In your case it is not (only) the sigmoid() function that is run in the worker goroutine, but rather zs.SetVec(). So you should call wg.Done() when zs.SetVec() has returned, not sooner.

One way would be to add a wg.Done() to the end of the SetVec() method (it could also be a defer wg.Done() at its beginning), but it wouldn't be feasible to introduce this dependency (SetVec() should not know about any wait groups and goroutines, this would seriously limit its usability).

The easiest and cleanest way in this case would be to launch an anonymous function (a function literal) as the worker goroutine, in which you may call zs.SetVec(), and in which you may call wg.Defer() once the above mentioned function has returned.

Something like this:

for i := 0; i < zs.Len(); i++ {
    wg.Add(1)
    go func() {
        zs.SetVec(i, sigmoid(zs.AtVec(i)))
        wg.Done()
    }()
}
wg.Wait()

But this alone won't work, as the function literal (closure) refers to the loop variable which is modified concurrently, so the function literal should work with its own copy, e.g.:

for i := 0; i < zs.Len(); i++ {
    wg.Add(1)
    go func(i int) {
        zs.SetVec(i, sigmoid(zs.AtVec(i)))
        wg.Done()
    }(i)
}
wg.Wait()

Also note that goroutines (although may be lightweight) do have overhead.
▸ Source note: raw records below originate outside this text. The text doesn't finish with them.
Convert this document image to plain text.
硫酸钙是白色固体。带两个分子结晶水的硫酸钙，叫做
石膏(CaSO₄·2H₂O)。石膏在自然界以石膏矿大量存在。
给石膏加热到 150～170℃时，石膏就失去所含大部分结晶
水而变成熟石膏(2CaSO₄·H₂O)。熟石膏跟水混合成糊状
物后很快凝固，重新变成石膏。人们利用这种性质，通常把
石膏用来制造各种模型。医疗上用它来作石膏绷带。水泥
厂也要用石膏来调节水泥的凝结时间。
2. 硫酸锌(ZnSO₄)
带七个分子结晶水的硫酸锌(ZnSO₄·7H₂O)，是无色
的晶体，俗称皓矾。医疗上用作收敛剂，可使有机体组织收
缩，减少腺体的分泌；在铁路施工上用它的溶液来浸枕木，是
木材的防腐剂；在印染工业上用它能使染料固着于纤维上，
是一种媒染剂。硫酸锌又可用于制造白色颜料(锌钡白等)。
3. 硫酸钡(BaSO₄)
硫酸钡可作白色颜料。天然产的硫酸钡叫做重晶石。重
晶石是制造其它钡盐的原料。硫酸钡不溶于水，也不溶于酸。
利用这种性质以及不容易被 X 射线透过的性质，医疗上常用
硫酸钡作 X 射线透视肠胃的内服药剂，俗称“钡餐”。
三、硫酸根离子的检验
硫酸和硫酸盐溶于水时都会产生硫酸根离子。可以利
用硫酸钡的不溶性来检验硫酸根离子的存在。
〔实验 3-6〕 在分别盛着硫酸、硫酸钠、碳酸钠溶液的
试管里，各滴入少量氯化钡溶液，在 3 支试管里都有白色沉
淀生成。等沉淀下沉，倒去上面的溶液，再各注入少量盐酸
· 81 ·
If the work they do is "small", the overhead may outweight the performance gain of utilizing multiple cores / threads, and overall you might not gain performance by executing such small tasks concurrently (hell, you may even do worse than without using goroutines). Measure.

Also you are using goroutines to do minimal work, you may improve performance by not "throwing" away goroutines once they're done with their "tiny" work, but you may "reuse" them. See related question: Is this an idiomatic worker thread pool in Go?